We always had difficulties and they are likely to continue, that is our job (smiling). Sometimes I feel like leaving it at all, sit at home, take care of my orchard and my house, marry my son and take care of my grandchildren, but then I realize that this is my life. I go on vacation and there are my neighbors and relatives who need an injection, someone needs a drip. My work would not let me go, sometimes it gives me strength in moments of apathy, when I see that my actions and my care for patients bring results and people are recuperating.
Malika, you and your colleagues worked during the very outbreak of the coronavirus in the south. Were you scared?
We did house-to-house visits. We observed the patients with the signs of acute respiratory infections. Of course it was always scary as we are human beings. I was afraid to infect my family, sometimes I cried.
You work as a nurse in a multidisciplinary team (MDT) for people living with HIV. Tell us how do you feel working in this area?
I joined the MDT thanks to my infectiologist. Unfortunately, he has already passed away, but we continue working with the new team and the new doctor. Our patients are used to us and we are used to them.

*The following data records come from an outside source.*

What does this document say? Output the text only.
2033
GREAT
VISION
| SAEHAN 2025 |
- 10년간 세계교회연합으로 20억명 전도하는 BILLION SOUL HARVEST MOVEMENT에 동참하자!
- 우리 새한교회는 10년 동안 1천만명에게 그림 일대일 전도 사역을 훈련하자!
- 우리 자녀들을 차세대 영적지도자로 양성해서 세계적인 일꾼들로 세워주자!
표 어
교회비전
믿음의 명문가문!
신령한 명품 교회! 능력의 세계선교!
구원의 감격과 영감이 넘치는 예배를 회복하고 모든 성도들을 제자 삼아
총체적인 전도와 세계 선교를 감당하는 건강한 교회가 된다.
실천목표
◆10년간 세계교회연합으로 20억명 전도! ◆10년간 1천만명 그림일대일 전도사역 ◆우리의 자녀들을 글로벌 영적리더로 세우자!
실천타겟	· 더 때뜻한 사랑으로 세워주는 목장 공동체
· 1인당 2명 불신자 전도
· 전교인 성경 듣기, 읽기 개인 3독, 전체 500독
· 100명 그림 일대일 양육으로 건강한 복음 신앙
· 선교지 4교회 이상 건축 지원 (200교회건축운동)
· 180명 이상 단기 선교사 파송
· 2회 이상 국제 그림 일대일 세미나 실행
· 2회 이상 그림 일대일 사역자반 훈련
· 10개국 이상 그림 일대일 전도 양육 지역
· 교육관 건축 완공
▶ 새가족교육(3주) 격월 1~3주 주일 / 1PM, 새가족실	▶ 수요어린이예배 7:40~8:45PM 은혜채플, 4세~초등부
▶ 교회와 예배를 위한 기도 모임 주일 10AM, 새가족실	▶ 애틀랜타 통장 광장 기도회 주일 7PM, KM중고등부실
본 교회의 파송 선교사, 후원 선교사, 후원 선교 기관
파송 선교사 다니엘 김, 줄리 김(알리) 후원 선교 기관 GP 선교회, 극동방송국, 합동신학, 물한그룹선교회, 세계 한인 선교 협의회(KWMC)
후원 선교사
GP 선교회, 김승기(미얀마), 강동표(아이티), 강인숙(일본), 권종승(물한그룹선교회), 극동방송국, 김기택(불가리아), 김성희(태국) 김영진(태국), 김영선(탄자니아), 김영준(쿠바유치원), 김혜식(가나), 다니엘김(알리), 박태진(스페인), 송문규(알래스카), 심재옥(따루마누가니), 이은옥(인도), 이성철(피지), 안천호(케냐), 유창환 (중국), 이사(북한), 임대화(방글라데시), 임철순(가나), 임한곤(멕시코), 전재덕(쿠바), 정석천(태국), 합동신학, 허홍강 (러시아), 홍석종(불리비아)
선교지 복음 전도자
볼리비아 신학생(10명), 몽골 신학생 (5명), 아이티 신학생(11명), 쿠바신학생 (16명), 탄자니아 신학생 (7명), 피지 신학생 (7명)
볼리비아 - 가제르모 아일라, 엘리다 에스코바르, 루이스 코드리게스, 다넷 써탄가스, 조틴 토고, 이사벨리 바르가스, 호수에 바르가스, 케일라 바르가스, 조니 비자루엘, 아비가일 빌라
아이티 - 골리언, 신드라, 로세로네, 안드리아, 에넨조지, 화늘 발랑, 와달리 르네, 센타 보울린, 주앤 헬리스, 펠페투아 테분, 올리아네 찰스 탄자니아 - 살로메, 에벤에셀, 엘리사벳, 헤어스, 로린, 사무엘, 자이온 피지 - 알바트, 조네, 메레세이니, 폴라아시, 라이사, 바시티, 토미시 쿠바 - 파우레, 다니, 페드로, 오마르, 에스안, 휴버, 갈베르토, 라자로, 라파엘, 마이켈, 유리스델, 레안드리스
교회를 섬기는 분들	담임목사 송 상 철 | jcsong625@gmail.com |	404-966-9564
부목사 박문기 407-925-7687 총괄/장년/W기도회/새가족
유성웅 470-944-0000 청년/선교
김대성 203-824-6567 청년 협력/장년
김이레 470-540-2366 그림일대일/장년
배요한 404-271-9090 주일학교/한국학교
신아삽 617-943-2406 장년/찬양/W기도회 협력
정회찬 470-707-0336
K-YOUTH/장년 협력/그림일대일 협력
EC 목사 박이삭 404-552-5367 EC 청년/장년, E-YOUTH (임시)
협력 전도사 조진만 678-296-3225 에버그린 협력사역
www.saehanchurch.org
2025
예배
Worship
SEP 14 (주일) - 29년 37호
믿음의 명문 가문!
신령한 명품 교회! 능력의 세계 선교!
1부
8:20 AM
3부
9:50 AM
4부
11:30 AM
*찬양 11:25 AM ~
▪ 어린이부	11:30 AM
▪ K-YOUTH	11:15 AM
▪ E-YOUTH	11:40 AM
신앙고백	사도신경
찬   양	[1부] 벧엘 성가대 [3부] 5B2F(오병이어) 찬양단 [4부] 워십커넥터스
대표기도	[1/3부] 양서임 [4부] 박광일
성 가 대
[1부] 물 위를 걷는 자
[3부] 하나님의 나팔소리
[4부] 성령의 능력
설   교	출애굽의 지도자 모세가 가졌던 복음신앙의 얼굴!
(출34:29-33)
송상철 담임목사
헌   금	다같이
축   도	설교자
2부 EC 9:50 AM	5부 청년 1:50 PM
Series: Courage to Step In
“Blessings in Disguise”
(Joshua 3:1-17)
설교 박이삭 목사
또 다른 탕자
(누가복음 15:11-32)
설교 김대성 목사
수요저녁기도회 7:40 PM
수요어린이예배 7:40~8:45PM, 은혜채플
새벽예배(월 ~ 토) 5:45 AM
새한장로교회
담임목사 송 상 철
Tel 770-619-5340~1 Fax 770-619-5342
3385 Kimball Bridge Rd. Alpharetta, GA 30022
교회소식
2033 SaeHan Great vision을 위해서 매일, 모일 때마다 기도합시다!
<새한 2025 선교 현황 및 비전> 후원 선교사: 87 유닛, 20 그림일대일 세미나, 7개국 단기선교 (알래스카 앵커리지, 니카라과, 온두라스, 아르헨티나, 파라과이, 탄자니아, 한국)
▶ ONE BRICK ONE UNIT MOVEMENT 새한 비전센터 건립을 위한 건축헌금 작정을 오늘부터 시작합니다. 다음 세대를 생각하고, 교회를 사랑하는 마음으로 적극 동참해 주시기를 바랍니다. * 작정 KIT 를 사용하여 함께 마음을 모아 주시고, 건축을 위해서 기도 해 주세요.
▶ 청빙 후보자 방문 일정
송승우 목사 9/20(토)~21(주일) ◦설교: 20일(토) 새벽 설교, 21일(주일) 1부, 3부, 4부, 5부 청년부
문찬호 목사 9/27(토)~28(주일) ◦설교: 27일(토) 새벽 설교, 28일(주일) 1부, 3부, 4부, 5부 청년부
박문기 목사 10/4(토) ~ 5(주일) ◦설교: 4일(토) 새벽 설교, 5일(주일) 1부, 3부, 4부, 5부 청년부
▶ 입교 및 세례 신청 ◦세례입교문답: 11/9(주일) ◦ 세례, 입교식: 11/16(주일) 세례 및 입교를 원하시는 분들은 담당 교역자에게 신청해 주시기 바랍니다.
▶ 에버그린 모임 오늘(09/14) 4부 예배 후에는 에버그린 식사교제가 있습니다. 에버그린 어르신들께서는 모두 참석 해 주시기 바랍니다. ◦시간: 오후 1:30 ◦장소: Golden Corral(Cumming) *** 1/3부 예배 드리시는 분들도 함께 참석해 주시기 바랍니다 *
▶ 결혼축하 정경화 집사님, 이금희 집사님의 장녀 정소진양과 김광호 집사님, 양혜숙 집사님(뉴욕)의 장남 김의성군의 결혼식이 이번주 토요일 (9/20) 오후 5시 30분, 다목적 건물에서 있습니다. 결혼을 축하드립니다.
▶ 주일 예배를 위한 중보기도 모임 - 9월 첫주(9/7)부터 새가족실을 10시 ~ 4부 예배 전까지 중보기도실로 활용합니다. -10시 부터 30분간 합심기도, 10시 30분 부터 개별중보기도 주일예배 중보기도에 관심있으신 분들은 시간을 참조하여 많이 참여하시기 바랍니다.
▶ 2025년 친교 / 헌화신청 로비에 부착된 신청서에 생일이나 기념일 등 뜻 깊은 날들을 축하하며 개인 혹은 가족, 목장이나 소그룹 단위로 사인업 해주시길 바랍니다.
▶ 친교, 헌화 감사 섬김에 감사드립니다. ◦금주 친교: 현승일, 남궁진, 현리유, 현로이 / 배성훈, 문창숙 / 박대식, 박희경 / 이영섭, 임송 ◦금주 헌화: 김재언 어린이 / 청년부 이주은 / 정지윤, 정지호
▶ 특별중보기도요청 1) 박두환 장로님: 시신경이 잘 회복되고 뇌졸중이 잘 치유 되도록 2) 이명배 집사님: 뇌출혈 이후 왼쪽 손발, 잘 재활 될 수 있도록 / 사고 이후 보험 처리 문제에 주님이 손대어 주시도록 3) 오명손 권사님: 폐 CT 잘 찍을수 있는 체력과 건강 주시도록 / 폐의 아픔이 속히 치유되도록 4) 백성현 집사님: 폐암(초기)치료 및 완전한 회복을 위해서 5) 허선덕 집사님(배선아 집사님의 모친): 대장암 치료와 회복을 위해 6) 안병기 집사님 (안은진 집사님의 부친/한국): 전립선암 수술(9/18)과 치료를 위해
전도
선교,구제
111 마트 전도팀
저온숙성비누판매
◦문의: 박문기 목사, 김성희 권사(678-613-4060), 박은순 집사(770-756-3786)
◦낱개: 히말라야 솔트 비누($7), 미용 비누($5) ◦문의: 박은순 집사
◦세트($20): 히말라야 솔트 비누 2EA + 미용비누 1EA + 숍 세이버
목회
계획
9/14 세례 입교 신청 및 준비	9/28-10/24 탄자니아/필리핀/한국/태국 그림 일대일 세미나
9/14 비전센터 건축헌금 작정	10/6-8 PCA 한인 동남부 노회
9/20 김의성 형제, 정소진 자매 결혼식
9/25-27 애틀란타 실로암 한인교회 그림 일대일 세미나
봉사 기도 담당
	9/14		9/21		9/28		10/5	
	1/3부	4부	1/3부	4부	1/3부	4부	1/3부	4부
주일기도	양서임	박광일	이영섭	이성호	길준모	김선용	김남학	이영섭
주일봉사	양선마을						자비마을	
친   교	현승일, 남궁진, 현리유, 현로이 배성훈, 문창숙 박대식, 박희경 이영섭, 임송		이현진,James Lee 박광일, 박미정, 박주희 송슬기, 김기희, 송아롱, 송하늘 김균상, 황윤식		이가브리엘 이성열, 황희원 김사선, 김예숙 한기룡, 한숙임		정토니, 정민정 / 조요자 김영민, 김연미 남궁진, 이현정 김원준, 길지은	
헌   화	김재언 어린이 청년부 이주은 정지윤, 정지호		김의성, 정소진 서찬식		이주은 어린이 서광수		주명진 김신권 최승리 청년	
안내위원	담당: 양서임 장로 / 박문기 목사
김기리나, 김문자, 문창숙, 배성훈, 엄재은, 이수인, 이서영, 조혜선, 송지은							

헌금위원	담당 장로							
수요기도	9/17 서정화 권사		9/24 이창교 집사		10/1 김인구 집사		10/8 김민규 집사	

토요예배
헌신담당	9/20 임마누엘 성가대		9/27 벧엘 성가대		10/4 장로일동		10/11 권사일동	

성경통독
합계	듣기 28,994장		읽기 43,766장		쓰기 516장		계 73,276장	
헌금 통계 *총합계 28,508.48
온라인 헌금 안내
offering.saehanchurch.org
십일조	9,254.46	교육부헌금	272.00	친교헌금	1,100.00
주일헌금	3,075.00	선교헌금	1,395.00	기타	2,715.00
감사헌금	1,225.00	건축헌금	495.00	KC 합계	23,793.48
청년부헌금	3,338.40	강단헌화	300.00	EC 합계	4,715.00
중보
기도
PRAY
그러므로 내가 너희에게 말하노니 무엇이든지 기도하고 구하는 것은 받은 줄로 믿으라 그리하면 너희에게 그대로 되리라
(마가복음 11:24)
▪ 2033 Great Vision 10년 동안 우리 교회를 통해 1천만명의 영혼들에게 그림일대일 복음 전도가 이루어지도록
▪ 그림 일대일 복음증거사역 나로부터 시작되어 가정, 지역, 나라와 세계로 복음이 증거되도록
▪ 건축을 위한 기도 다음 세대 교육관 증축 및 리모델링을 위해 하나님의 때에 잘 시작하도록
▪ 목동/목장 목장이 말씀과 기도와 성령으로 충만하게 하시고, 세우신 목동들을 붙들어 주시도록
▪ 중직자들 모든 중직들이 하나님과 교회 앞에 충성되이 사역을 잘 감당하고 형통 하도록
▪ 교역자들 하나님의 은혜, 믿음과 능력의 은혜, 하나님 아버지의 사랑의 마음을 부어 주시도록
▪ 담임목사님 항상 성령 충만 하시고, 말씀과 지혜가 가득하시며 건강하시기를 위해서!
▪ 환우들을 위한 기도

Now we are giving them ARV medicines for three months in order to avoid their exposure to risk. I like teamwork and it is good that we have a social worker in the team.
Do you think your profession has a future?
There is always a future and one must hope for the best. There is no medicine without paramedics. Many people go into the profession to help and treat people. I think that’s our main task.
For information: The Joint United Nations Programme on HIV/AIDS began creating the first multidisciplinary teams in 2013. The project is implemented by the “Araket Plus” Public Foundation. There are 10 pilot teams in Batken, Osh, Jalalabad and Issyk-Kul provinces of the country.
Since the spread of the coronavirus pandemic in the country, the UNAIDS office made the decision to resume technical surcharges to medical workers working in the MDTs for the next 3 months since April to June 2020. The total salary fund for this period will make KGS 788,000. The surcharges are financed by the Russian Technical Assistance Program for countries of Eastern Europe and Central Asia in combating HIV/AIDS and other infectious diseases.